On the House floor, Rep. McGovern called out Big Oil and House Republicans for their pro-polluter plan:
FACT 7: The H.R. 1’s permitting reforms would restrict the public’s ability to speak out on potential projects that threaten their health, safety, and environment.
To stop local communities from speaking up about the health and environmental impact of Big Oil’s greed, H.R. 1 would limit the time the public has to take legal action against energy projects.
It would be another dangerous addition to fossil fuel groups’ long legacy of helping pass un-American anti-protest laws – including efforts to create new felonies and fines to deter opposition in response to anti-industry movements like the Dakota Access project protests.
FACT 8: H.R. 1 purports to lower energy prices but does nothing to address the real cause of high costs – corporate greed.
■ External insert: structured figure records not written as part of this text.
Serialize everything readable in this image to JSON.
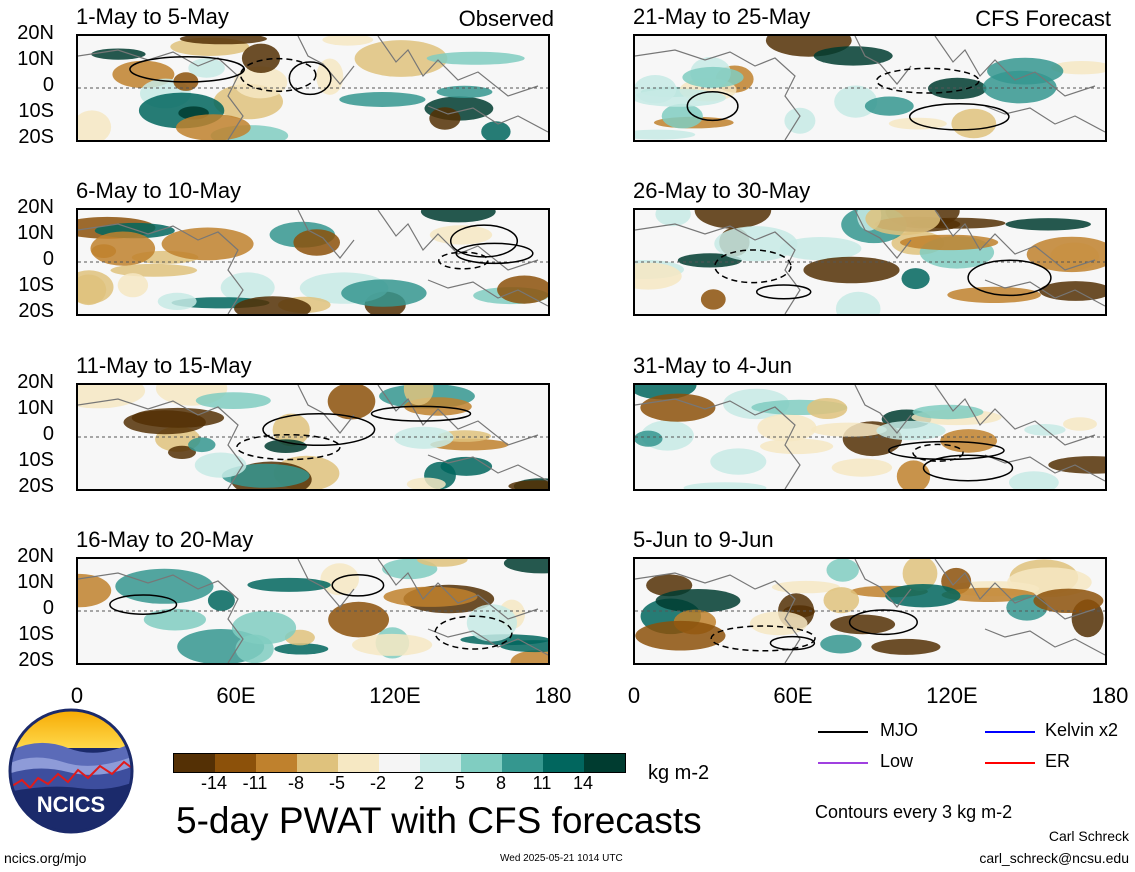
{
  "panels": [
    {
      "title": "1-May to 5-May",
      "label": "Observed",
      "mjo": "obs"
    },
    {
      "title": "21-May to 25-May",
      "label": "CFS Forecast",
      "mjo": "fc"
    },
    {
      "title": "6-May to 10-May",
      "label": "",
      "mjo": "obs"
    },
    {
      "title": "26-May to 30-May",
      "label": "",
      "mjo": "fc"
    },
    {
      "title": "11-May to 15-May",
      "label": "",
      "mjo": "obs"
    },
    {
      "title": "31-May to 4-Jun",
      "label": "",
      "mjo": "fc"
    },
    {
      "title": "16-May to 20-May",
      "label": "",
      "mjo": "obs"
    },
    {
      "title": "5-Jun to 9-Jun",
      "label": "",
      "mjo": "fc"
    }
  ],
  "lat_labels": [
    "20N",
    "10N",
    "0",
    "10S",
    "20S"
  ],
  "lon_labels": [
    "0",
    "60E",
    "120E",
    "180"
  ],
  "colorbar": {
    "colors": [
      "#543005",
      "#8c510a",
      "#bf812d",
      "#dfc27d",
      "#f6e8c3",
      "#f5f5f5",
      "#c7eae5",
      "#80cdc1",
      "#35978f",
      "#01665e",
      "#003c30"
    ],
    "ticks": [
      "-14",
      "-11",
      "-8",
      "-5",
      "-2",
      "2",
      "5",
      "8",
      "11",
      "14"
    ],
    "units": "kg m-2"
  },
  "title": "5-day PWAT with CFS forecasts",
  "legend": [
    {
      "label": "MJO",
      "color": "#000000"
    },
    {
      "label": "Kelvin x2",
      "color": "#0000ff"
    },
    {
      "label": "Low",
      "color": "#a040e0"
    },
    {
      "label": "ER",
      "color": "#ff0000"
    }
  ],
  "contour_note": "Contours every 3 kg m-2",
  "logo_text": "NCICS",
  "footer": {
    "url": "ncics.org/mjo",
    "timestamp": "Wed 2025-05-21 1014 UTC",
    "author": "Carl Schreck",
    "email": "carl_schreck@ncsu.edu"
  }
}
While Big Oil has tried to scapegoat their production costs on everything from the war in Ukraine to Biden’s conservation policies, it’s clear that oil and gas companies prefer operating when crude oil prices are high. By delaying fracking until prices are higher, they can justify hiking prices while still playing the victim.
However, their grift doesn’t end once crude oil prices decrease. As the CEO of Halliburton explained, customers learn to “expect and accept” their increased prices – allowing them to keep prices high even as their production costs sink.
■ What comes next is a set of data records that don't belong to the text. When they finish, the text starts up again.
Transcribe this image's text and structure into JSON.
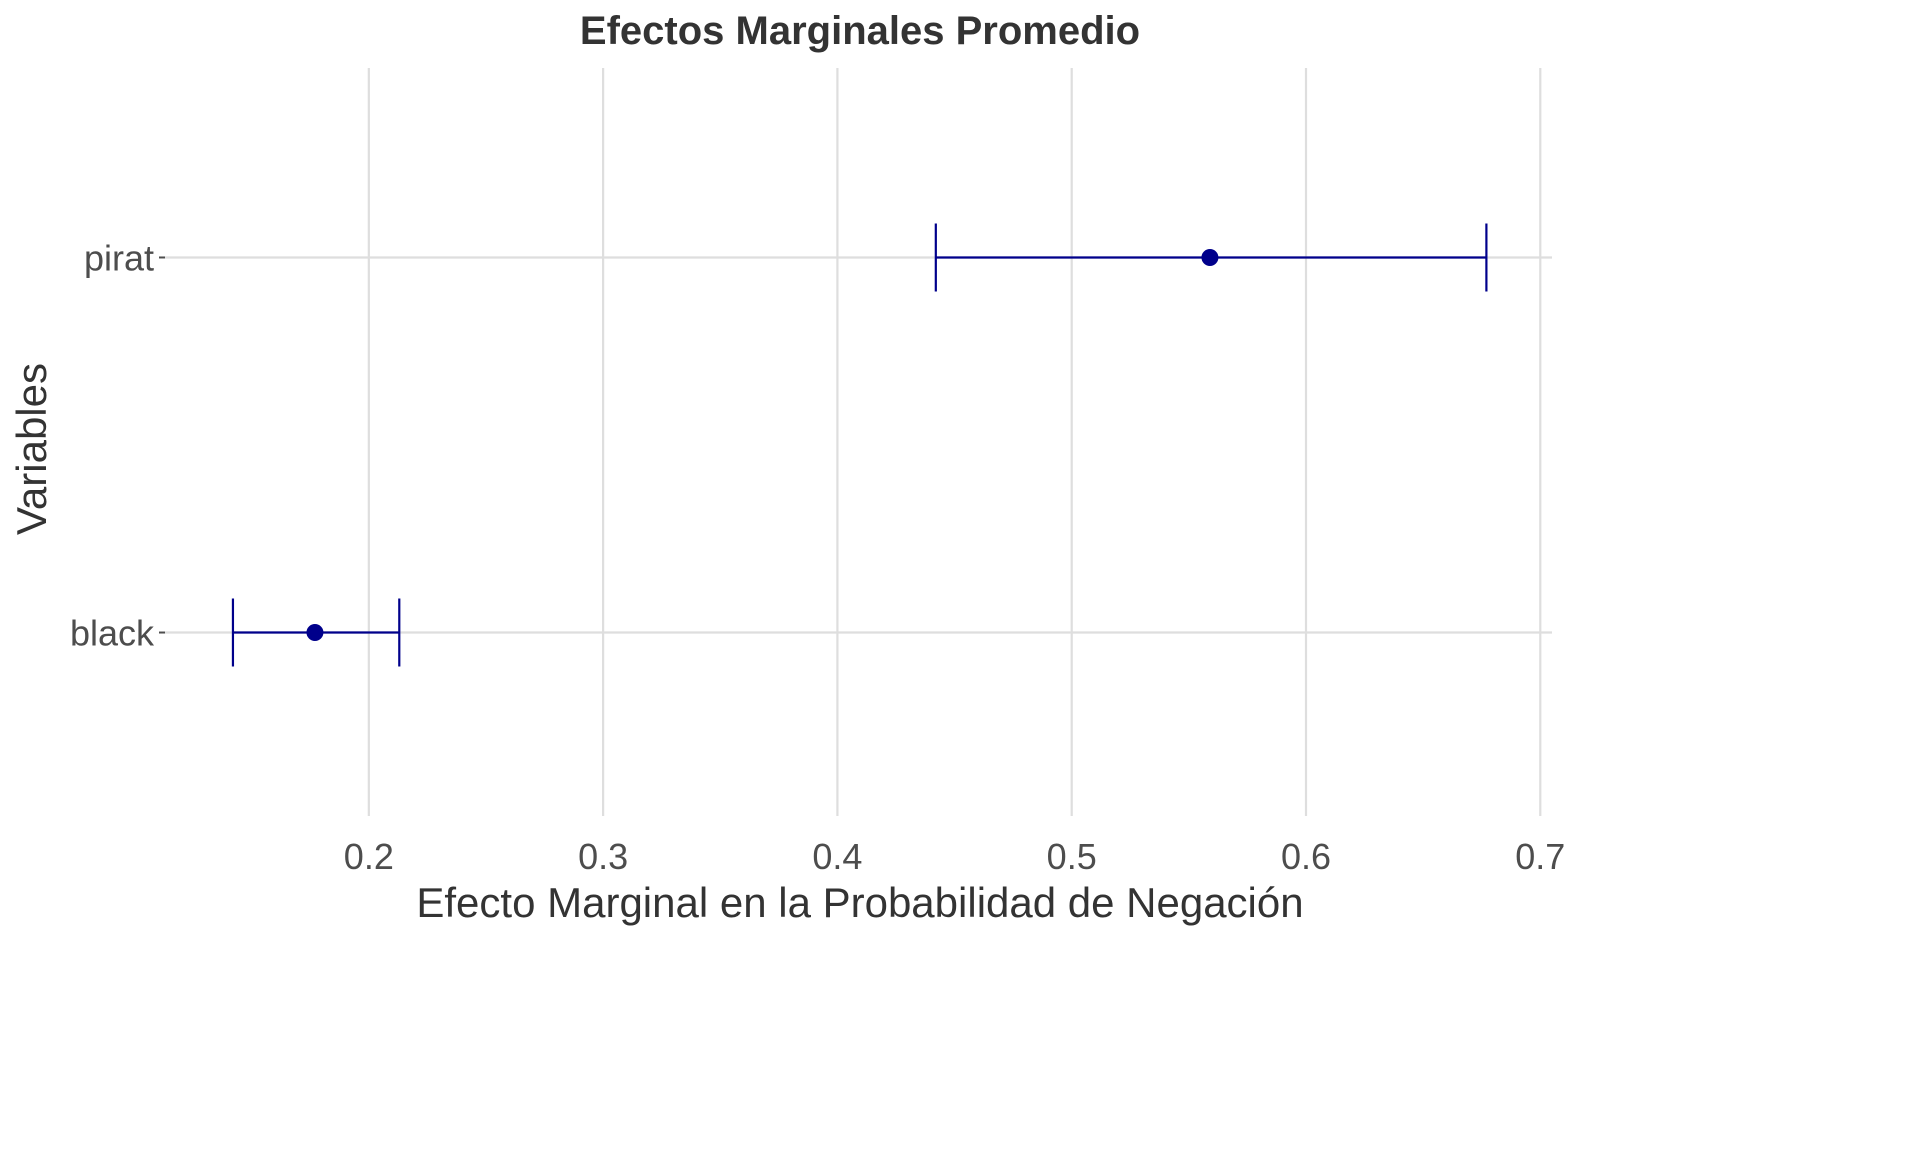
{
  "chart_data": {
    "type": "errorbar",
    "title": "Efectos Marginales Promedio",
    "xlabel": "Efecto Marginal en la Probabilidad de Negación",
    "ylabel": "Variables",
    "categories": [
      "black",
      "pirat"
    ],
    "points": [
      {
        "label": "black",
        "estimate": 0.177,
        "lower": 0.142,
        "upper": 0.213
      },
      {
        "label": "pirat",
        "estimate": 0.559,
        "lower": 0.442,
        "upper": 0.677
      }
    ],
    "xlim": [
      0.113,
      0.705
    ],
    "xticks": [
      0.2,
      0.3,
      0.4,
      0.5,
      0.6,
      0.7
    ],
    "xtick_labels": [
      "0.2",
      "0.3",
      "0.4",
      "0.5",
      "0.6",
      "0.7"
    ],
    "grid": true,
    "color": "#00008b"
  }
}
Ahead of the vote on H.R. 1, Rep. Kathy Castor called out the GOP for pretending to address pain at the pump while ignoring the greed and profiteering of Big Oil.
All of the facts listed above spotlight one resounding truth: H.R. 1 would have a catastrophic impact on our public lands and our ability to address the most severe effects of the climate crisis. President Biden and the Senate must take action to stop this disastrous bill from ever becoming law.